The Romans believed that human beings were not born properly formed, that they need shaping to enable them to grow into decent citizens. This is why they beat their children as a matter of course – how on earth were you supposed to breed effective conquerors and Empire builders if you didn’t punch all the softness out during the formative years?

In the Middle Ages, people thought bear cubs were born as a formless lump and the reason their parents licked them so much was that they had to be pushed into the right shape – imagine a blob of furry modelling clay and you’ve got the idea. Hence the expression ‘licked into shape’.

‘Where are you going with this?’ I hear you cry, and by the way I do wish you wouldn’t do that – it’s like having a virtual Greek Chorus following me across the webby-sphere. Stick with me – a point will be made.

I can see where these ancient thinkers were coming from. Maybe not with the bears, but to be fair they probably just made that up – I’m sure you could count the number of Medieval thinkers who got close to a bear cub and lived on one hand. Not one of their hands, of course, because presumably they’d come away without digits to do any counting on. But I digress.

But the Romans had a point, because human’s are born only partly formed. We lack in experience and knowledge, of course, as anyone who’s ever watched a toddler try and do almost anything can testify. They fall over,  bump into furniture, burst into tears seemingly without reason, burble nonsense then start throwing things when you can’t understand them … They are my Uncle Stan after a Payday Friday visit to the Squint and Spyglass pub.

And emotionally, small children are bit … Odd. This may be controversial (and completely unproven), but it seems  to me children are born without empathy – it’s something they learn with experience. Ever seen a toddler fall and hurt itself whilst surrounded by other toddlers? The rest of the crowd carry on pushing building bricks up their noses and eating the contents of the sandpit.  I’m not really suggesting that we’re all born sociopaths and that it’s only with experience and example that we learn to care for others … Or am I?

Which brings me onto today’s Books in the Blood,

Lord of the Flies by William Golding.

Now, this is another Secondary School set book that many of you will have read. I already know from previous conversations online that some of you  REALLY didn’t like this book. And who can blame you? To be honest, I’d be a little worried for anyone who read this book time and time again. If this is your go-to book when you’re feeling low, when you want to snuggle up in your onesy, a big mug of Horlicks in hand … You should be wearing that rather fetching jacket with the fastenings at the back – you know the one with the long sleeves and the buckle motif.

This is a book to admire, but is it one to love?

It’s very well written – remember the scene on the beach at night, the description of the light on the waves, of the bright fish swimming around a body?

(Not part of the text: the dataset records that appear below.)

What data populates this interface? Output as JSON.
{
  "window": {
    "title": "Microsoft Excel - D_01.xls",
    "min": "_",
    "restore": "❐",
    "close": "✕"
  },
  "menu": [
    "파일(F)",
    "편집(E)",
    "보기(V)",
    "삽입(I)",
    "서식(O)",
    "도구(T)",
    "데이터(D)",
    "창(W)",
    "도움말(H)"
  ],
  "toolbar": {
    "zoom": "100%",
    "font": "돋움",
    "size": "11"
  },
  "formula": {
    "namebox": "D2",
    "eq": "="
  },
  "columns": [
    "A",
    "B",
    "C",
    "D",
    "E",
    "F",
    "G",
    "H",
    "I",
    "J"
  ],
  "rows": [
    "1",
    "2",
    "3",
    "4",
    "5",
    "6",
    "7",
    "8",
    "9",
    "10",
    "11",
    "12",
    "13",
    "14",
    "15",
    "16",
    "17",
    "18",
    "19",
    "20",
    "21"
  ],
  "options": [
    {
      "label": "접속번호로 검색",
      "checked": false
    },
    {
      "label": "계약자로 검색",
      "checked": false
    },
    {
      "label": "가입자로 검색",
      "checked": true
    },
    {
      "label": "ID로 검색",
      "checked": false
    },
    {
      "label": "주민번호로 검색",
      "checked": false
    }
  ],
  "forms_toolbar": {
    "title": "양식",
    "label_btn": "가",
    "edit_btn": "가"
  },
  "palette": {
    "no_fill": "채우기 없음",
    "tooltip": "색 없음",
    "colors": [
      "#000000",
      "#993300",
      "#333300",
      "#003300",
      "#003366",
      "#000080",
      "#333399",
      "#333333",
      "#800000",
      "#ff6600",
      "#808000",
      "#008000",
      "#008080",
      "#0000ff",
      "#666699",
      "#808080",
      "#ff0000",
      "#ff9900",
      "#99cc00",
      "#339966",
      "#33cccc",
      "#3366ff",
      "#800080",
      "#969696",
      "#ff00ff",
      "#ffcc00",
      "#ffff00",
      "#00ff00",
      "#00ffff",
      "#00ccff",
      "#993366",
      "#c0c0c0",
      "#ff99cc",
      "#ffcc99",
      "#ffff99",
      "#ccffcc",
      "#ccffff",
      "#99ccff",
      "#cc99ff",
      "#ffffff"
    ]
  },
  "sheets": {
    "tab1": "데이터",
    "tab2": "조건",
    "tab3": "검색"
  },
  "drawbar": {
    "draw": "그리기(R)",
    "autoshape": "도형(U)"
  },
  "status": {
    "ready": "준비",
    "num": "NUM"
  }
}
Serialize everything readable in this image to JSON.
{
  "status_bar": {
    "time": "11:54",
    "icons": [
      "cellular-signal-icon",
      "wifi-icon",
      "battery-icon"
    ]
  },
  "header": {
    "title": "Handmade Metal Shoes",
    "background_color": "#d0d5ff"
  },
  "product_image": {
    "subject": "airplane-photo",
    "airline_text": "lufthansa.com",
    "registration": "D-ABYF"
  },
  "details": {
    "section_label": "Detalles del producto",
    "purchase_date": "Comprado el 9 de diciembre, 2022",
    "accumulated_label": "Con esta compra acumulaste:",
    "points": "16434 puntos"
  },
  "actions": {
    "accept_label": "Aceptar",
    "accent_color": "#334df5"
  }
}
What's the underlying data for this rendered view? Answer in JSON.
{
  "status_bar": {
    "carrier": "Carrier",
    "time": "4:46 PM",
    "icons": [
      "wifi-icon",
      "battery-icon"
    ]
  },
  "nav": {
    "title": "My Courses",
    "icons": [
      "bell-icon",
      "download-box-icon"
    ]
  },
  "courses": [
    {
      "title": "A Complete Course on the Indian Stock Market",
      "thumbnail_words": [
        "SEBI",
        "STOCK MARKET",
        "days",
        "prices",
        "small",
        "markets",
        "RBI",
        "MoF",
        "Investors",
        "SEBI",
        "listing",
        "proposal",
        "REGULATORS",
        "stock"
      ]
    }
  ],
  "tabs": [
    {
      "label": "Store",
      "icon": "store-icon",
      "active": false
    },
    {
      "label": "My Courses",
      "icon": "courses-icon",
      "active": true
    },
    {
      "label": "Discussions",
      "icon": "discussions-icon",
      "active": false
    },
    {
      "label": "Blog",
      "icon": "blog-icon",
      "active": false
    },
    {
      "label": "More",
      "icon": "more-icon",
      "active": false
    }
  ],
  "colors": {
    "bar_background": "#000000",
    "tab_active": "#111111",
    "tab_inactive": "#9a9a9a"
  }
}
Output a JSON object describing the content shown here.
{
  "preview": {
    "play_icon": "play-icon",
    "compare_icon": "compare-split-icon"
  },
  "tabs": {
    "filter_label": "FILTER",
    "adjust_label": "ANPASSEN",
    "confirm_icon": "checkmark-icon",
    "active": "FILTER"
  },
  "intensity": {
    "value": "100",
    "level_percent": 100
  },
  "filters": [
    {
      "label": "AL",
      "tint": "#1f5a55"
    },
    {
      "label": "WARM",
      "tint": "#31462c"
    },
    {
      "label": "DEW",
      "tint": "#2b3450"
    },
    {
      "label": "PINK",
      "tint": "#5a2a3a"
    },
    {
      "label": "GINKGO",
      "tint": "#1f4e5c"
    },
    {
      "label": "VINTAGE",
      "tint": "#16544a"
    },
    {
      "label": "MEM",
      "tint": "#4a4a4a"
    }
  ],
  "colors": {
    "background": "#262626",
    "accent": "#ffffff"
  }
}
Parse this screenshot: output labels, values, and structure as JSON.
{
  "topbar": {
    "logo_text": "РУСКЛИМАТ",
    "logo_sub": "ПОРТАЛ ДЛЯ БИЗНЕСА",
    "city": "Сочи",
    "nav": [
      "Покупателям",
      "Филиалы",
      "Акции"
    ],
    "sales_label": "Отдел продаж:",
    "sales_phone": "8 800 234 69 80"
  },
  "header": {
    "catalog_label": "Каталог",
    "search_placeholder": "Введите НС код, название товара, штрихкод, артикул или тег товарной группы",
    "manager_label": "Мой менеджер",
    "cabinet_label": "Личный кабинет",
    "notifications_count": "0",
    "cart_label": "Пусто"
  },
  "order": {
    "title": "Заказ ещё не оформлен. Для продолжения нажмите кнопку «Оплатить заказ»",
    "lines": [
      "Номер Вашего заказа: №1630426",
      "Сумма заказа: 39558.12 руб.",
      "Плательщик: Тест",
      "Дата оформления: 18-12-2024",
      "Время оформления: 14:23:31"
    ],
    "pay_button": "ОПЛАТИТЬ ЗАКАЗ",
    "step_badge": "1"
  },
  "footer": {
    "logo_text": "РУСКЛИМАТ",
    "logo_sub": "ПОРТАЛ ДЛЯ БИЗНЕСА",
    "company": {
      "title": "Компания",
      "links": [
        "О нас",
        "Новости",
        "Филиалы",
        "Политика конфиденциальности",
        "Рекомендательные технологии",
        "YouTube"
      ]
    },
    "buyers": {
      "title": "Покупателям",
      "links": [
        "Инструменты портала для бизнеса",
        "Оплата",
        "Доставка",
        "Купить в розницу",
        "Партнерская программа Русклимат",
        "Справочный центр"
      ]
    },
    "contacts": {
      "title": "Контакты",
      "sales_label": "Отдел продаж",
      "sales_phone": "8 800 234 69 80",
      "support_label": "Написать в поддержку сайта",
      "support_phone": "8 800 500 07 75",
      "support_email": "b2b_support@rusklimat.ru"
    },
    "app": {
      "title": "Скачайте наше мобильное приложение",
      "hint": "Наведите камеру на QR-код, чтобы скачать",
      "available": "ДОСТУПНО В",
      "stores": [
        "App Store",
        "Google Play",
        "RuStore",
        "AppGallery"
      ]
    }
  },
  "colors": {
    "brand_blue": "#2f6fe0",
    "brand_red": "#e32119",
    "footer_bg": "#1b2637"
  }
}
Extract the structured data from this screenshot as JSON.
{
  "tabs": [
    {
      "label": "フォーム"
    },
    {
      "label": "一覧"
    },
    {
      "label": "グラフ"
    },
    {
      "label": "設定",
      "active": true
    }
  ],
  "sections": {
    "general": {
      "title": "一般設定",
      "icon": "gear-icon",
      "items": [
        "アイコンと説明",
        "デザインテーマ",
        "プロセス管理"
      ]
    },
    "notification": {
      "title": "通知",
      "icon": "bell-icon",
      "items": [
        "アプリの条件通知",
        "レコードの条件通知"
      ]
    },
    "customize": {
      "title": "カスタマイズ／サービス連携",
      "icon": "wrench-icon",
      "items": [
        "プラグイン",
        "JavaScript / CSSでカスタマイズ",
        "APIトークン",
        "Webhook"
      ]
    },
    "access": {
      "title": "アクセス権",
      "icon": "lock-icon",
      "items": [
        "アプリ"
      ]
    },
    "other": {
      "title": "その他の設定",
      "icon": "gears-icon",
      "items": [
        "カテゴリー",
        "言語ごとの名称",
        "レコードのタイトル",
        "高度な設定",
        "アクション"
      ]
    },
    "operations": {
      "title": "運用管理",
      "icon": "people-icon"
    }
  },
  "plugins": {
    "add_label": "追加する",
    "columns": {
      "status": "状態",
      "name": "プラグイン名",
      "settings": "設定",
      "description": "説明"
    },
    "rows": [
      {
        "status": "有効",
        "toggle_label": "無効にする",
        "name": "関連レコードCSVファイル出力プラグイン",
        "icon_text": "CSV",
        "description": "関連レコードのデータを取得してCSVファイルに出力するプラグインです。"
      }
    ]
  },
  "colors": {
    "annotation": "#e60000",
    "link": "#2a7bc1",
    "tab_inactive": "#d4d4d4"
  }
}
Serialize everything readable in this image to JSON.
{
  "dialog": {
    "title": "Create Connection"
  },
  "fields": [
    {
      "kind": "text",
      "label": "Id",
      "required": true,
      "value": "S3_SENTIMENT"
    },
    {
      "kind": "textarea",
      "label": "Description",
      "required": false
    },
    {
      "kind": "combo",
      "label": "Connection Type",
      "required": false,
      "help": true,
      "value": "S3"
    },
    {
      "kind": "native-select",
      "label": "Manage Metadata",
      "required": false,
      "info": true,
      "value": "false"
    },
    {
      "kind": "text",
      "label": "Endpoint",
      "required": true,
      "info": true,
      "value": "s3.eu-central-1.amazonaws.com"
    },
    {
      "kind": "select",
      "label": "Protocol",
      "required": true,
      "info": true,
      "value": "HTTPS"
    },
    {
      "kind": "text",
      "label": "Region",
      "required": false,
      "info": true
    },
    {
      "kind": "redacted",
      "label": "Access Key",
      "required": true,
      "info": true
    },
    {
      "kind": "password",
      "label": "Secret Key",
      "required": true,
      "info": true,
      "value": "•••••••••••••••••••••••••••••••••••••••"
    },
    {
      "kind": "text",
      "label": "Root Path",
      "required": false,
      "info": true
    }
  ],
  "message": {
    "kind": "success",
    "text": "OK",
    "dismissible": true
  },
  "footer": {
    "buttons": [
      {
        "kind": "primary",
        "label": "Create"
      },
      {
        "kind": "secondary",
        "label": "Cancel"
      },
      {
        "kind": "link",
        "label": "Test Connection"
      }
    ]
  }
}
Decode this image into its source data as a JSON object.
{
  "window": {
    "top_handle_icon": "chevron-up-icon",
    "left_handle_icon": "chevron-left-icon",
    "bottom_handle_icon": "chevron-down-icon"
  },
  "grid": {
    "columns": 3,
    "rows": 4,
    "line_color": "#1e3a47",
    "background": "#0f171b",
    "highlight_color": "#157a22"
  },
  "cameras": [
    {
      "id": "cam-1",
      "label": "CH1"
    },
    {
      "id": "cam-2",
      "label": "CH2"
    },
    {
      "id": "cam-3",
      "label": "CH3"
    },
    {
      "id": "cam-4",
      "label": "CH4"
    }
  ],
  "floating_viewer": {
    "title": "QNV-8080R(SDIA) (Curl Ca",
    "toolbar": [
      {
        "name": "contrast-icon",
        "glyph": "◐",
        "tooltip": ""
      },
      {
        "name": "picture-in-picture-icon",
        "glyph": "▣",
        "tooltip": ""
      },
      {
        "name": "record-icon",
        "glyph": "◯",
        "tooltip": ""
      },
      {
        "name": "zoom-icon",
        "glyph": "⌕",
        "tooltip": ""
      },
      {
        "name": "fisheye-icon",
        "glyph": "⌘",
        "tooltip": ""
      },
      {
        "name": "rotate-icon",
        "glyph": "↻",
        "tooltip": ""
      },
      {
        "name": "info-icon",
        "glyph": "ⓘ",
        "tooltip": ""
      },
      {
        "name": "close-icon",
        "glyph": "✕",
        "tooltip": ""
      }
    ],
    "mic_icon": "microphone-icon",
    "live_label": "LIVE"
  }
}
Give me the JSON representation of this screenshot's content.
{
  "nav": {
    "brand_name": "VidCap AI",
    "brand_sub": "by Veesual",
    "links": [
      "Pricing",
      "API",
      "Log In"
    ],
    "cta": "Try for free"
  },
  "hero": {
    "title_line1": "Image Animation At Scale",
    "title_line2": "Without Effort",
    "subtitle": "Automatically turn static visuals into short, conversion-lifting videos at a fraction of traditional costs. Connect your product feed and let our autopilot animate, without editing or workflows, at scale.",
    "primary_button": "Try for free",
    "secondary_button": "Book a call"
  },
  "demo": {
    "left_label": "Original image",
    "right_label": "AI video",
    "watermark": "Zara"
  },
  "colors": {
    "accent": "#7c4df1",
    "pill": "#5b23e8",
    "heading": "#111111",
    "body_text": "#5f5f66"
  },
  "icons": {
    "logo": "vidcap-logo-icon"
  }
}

But the bodies, of course are one of the problems. Because Golding creates a world devoid of adults, stuffed with young boys and once they’ve shrugged of any semblance of civilisation, they revert to that primal state the Romans were so worried about. The world the boys create is nasty and brutish, where there’s no room for the soft, the sensitive or the weak. It’s an unjust world where those with a sense of decency won’t survive long. (I can hear you students of history shouting ‘But that’s what Roman society was all about.’ A discussion for another time, friends).

I suppose it’s many people’s first introduction to dystopian fiction and there’s little out there that’s more dystopian. Have you heard anyone criticise the plots of The Hunger Games and other YA books for being too violent for the young, as if this is a recent phenomenon, a symptom of the modern era’s degradation? Just remind them of this book and the fact it was school that made us read it.

I remember finding it creepy, disturbing, genuinely depressing, making me want to flee back to the reassuring comforts of Enid Blyton’s Famous Five. If this was what ‘adult reading’ was all about, give me the Beano.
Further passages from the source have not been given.